Altstadtfreunde packen mit an

Dazwischen ist die Baugruppe der Altstadtfreunde aktiv und kehrt Schutt zusammen. Es staubt und der Schweiß rinnt allen von der Stirn. Sie sind ein eingespieltes Team. Zusammen haben sie schon viele Fachwerkhäuser gerettet, kümmern sich um Abrissarbeiten und helfen Fachfirmen, so gut sie können – und das ehrenamtlich. "Wir sind alles Amateure. Kardiologen, Bademeister und auch ein ehemaliger Major ist zum Beispiel dabei", sagt Bernd Scharlott, der Leiter der Baugruppe. Der 54-Jährige ist schon seit 17 Jahren bei den Altstadtfreunden aktiv. "Es gibt mir ganz viel. Es geht um den Erhalt der alten Gebäude, der Seele der Stadt", sagt Bernd Scharlott.

Altstadtfreunde wollen Millionenprojekt schnell stemmen

Die Sanierung des Pilatushauses wird Millionen kosten. 3,8 Millionen hieß es bei einer ersten Schätzung – das war aber noch vor dem Ukrainekrieg. In den kommenden drei Jahren wollen die Altstadtfreunde das Projekt verwirklichen. "Das mag sich ambitioniert anhören. Aber ich denke, dass wir das schaffen können", sagt Karl-Heinz Enderle, der Vorsitzende des Vereins.

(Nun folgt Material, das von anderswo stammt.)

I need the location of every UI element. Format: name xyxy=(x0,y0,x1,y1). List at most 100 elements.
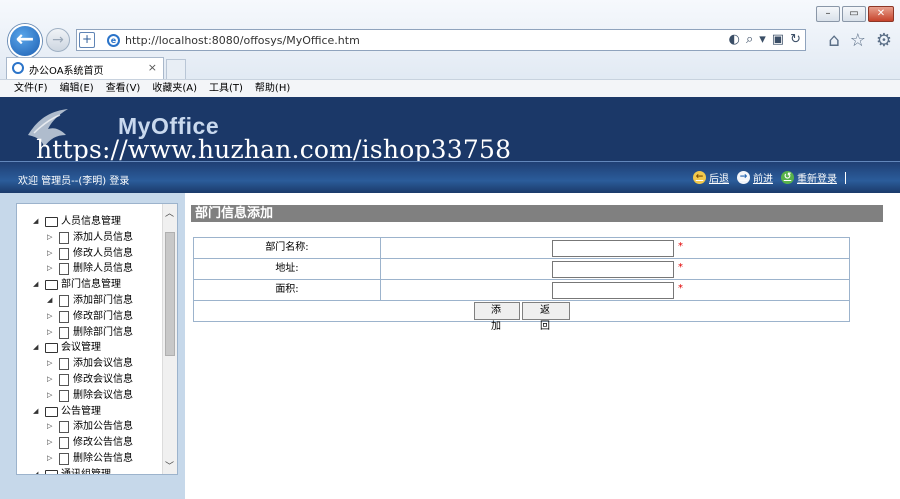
collapsed-triangle-icon[interactable]: ▷ xyxy=(47,451,52,466)
tree-node[interactable]: ▷ 添加会议信息 xyxy=(17,356,163,372)
minimize-button[interactable]: – xyxy=(816,6,840,22)
tree-node-label: 修改公告信息 xyxy=(73,437,133,449)
tree-node[interactable]: ◢ 通讯组管理 xyxy=(17,467,163,475)
tree-node[interactable]: ◢ 人员信息管理 xyxy=(17,214,163,230)
collapsed-triangle-icon[interactable]: ▷ xyxy=(47,309,52,324)
tree-node[interactable]: ◢ 部门信息管理 xyxy=(17,277,163,293)
tree-node-label: 删除部门信息 xyxy=(73,326,133,338)
tree-node[interactable]: ▷ 删除会议信息 xyxy=(17,388,163,404)
collapsed-triangle-icon[interactable]: ▷ xyxy=(47,356,52,371)
tree-node[interactable]: ▷ 修改人员信息 xyxy=(17,246,163,262)
area-input[interactable] xyxy=(552,282,674,299)
collapsed-triangle-icon[interactable]: ▷ xyxy=(47,372,52,387)
tree-node-label: 修改人员信息 xyxy=(73,247,133,259)
tree-scrollbar[interactable]: ︿ ﹀ xyxy=(162,204,177,474)
collapsed-triangle-icon[interactable]: ▷ xyxy=(47,325,52,340)
tree-node[interactable]: ◢ 会议管理 xyxy=(17,340,163,356)
scroll-thumb[interactable] xyxy=(165,232,175,356)
tab-close-icon[interactable]: × xyxy=(148,61,157,74)
tree-node-label: 添加公告信息 xyxy=(73,421,133,433)
tree-box: ◢ 人员信息管理 ▷ 添加人员信息 ▷ 修改人员信息 ▷ 删除人员信息 ◢ 部门信息管理 ◢ 添加部门… xyxy=(16,203,178,475)
ie-icon xyxy=(12,62,24,74)
back-button-form[interactable]: 返 回 xyxy=(522,302,570,332)
collapsed-triangle-icon[interactable]: ▷ xyxy=(47,261,52,276)
back-link[interactable]: ← 后退 xyxy=(693,170,729,185)
page-icon[interactable]: ▣ xyxy=(772,32,784,47)
form-row-address: 地址: * xyxy=(194,259,849,280)
pin-icon[interactable]: + xyxy=(79,32,95,48)
tree-node[interactable]: ▷ 修改部门信息 xyxy=(17,309,163,325)
scroll-up-icon[interactable]: ︿ xyxy=(165,206,174,219)
home-icon[interactable]: ⌂ xyxy=(828,30,839,51)
tree-node[interactable]: ◢ 添加部门信息 xyxy=(17,293,163,309)
new-tab-button[interactable] xyxy=(166,59,186,79)
menu-help[interactable]: 帮助(H) xyxy=(255,80,290,97)
browser-toolbar: ⌂ ☆ ⚙ xyxy=(828,30,892,51)
relogin-link[interactable]: ↺ 重新登录 xyxy=(781,170,837,185)
tab-home[interactable]: 办公OA系统首页 × xyxy=(6,57,164,79)
required-mark: * xyxy=(678,262,683,273)
collapsed-triangle-icon[interactable]: ▷ xyxy=(47,419,52,434)
tree-node[interactable]: ▷ 添加公告信息 xyxy=(17,419,163,435)
expanded-triangle-icon[interactable]: ◢ xyxy=(33,404,38,419)
tree-node[interactable]: ▷ 修改公告信息 xyxy=(17,435,163,451)
dropdown-icon[interactable]: ▾ xyxy=(759,32,766,47)
compat-icon[interactable]: ◐ xyxy=(729,32,740,47)
collapsed-triangle-icon[interactable]: ▷ xyxy=(47,230,52,245)
favorites-star-icon[interactable]: ☆ xyxy=(850,30,866,51)
menu-tools[interactable]: 工具(T) xyxy=(209,80,243,97)
ie-icon: e xyxy=(107,34,120,47)
document-icon xyxy=(59,373,69,386)
address-url[interactable]: http://localhost:8080/offosys/MyOffice.h… xyxy=(125,34,360,47)
collapsed-triangle-icon[interactable]: ▷ xyxy=(47,388,52,403)
relogin-link-label: 重新登录 xyxy=(797,174,837,185)
welcome-text: 欢迎 管理员--(李明) 登录 xyxy=(18,176,130,187)
form-row-name: 部门名称: * xyxy=(194,238,849,259)
expanded-triangle-icon[interactable]: ◢ xyxy=(33,340,38,355)
menu-favorites[interactable]: 收藏夹(A) xyxy=(152,80,197,97)
tree-node-label: 公告管理 xyxy=(61,405,101,417)
tree-node[interactable]: ▷ 添加人员信息 xyxy=(17,230,163,246)
add-button[interactable]: 添 加 xyxy=(474,302,520,332)
folder-icon xyxy=(45,343,58,354)
menu-view[interactable]: 查看(V) xyxy=(106,80,141,97)
document-icon xyxy=(59,358,69,371)
document-icon xyxy=(59,421,69,434)
expanded-triangle-icon[interactable]: ◢ xyxy=(33,467,38,474)
nav-links: ← 后退 → 前进 ↺ 重新登录 xyxy=(693,170,846,185)
tree-node[interactable]: ◢ 公告管理 xyxy=(17,404,163,420)
back-button[interactable]: ← xyxy=(8,24,42,58)
menu-file[interactable]: 文件(F) xyxy=(14,80,48,97)
expanded-triangle-icon[interactable]: ◢ xyxy=(47,293,52,308)
forward-arrow-icon: → xyxy=(737,171,750,184)
document-icon xyxy=(59,437,69,450)
settings-gear-icon[interactable]: ⚙ xyxy=(876,30,892,51)
nav-tree: ◢ 人员信息管理 ▷ 添加人员信息 ▷ 修改人员信息 ▷ 删除人员信息 ◢ 部门信息管理 ◢ 添加部门… xyxy=(17,214,163,475)
address-bar[interactable]: + e http://localhost:8080/offosys/MyOffi… xyxy=(76,29,806,51)
page-title: 部门信息添加 xyxy=(191,205,883,222)
tree-node[interactable]: ▷ 修改会议信息 xyxy=(17,372,163,388)
tree-node[interactable]: ▷ 删除人员信息 xyxy=(17,261,163,277)
tree-node[interactable]: ▷ 删除部门信息 xyxy=(17,325,163,341)
address-input[interactable] xyxy=(552,261,674,278)
forward-link[interactable]: → 前进 xyxy=(737,170,773,185)
maximize-button[interactable]: ▭ xyxy=(842,6,866,22)
tree-node-label: 通讯组管理 xyxy=(61,468,111,475)
form-row-area: 面积: * xyxy=(194,280,849,301)
forward-button[interactable]: → xyxy=(46,28,70,52)
close-window-button[interactable]: ✕ xyxy=(868,6,894,22)
menu-edit[interactable]: 编辑(E) xyxy=(60,80,94,97)
address-label: 地址: xyxy=(194,259,381,280)
refresh-icon[interactable]: ↻ xyxy=(790,32,801,47)
tab-bar: 办公OA系统首页 × xyxy=(0,55,900,79)
collapsed-triangle-icon[interactable]: ▷ xyxy=(47,435,52,450)
dept-name-input[interactable] xyxy=(552,240,674,257)
expanded-triangle-icon[interactable]: ◢ xyxy=(33,277,38,292)
nav-divider xyxy=(845,171,846,184)
tree-node[interactable]: ▷ 删除公告信息 xyxy=(17,451,163,467)
search-icon[interactable]: ⌕ xyxy=(746,32,753,47)
expanded-triangle-icon[interactable]: ◢ xyxy=(33,214,38,229)
collapsed-triangle-icon[interactable]: ▷ xyxy=(47,246,52,261)
scroll-down-icon[interactable]: ﹀ xyxy=(165,459,174,472)
tree-node-label: 删除会议信息 xyxy=(73,389,133,401)
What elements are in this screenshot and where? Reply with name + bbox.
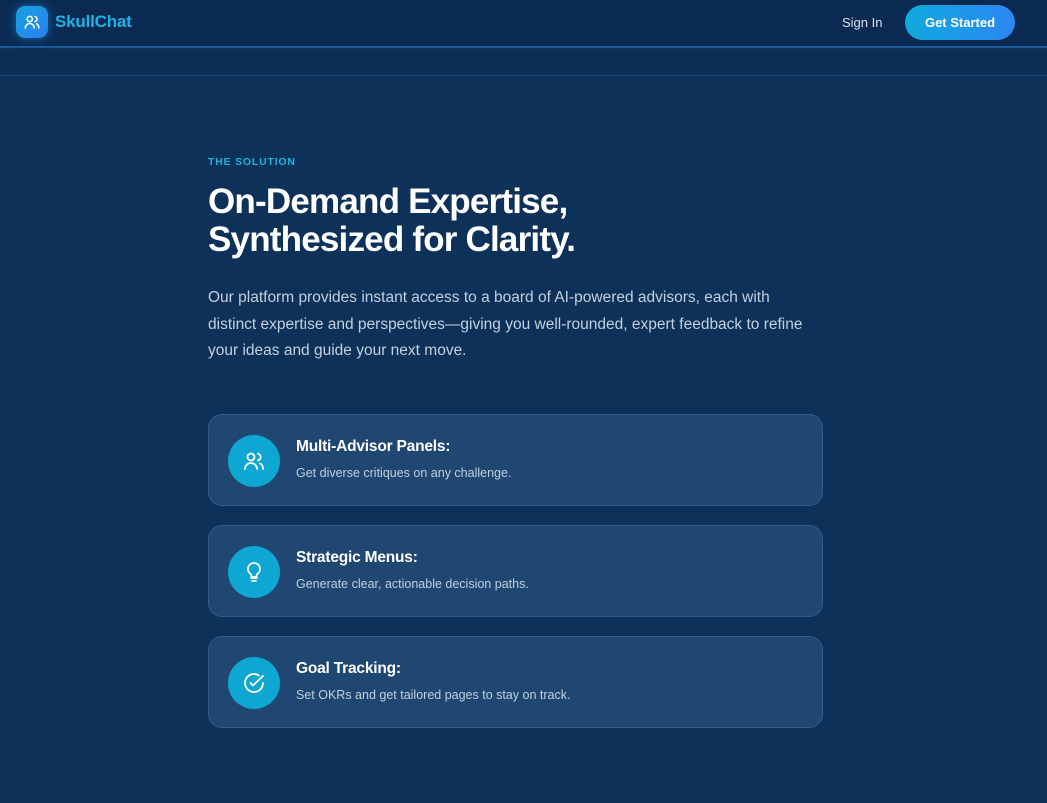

Hartnäckiger Einsatz für Fachwerkhäuser

Dass sie anpacken können, hat der Verein mit seinen 5.000 Mitgliedern in der Vergangenheit schon oft bewiesen – und dass sie hartnäckig sind. 1976 mobilisierten die Altstadtfreunde gegen den Abriss von vier mittelalterlichen Häusern am Unschlittplatz. Die Stadt gab ihr geplantes Straßenbauprojekt daraufhin auf.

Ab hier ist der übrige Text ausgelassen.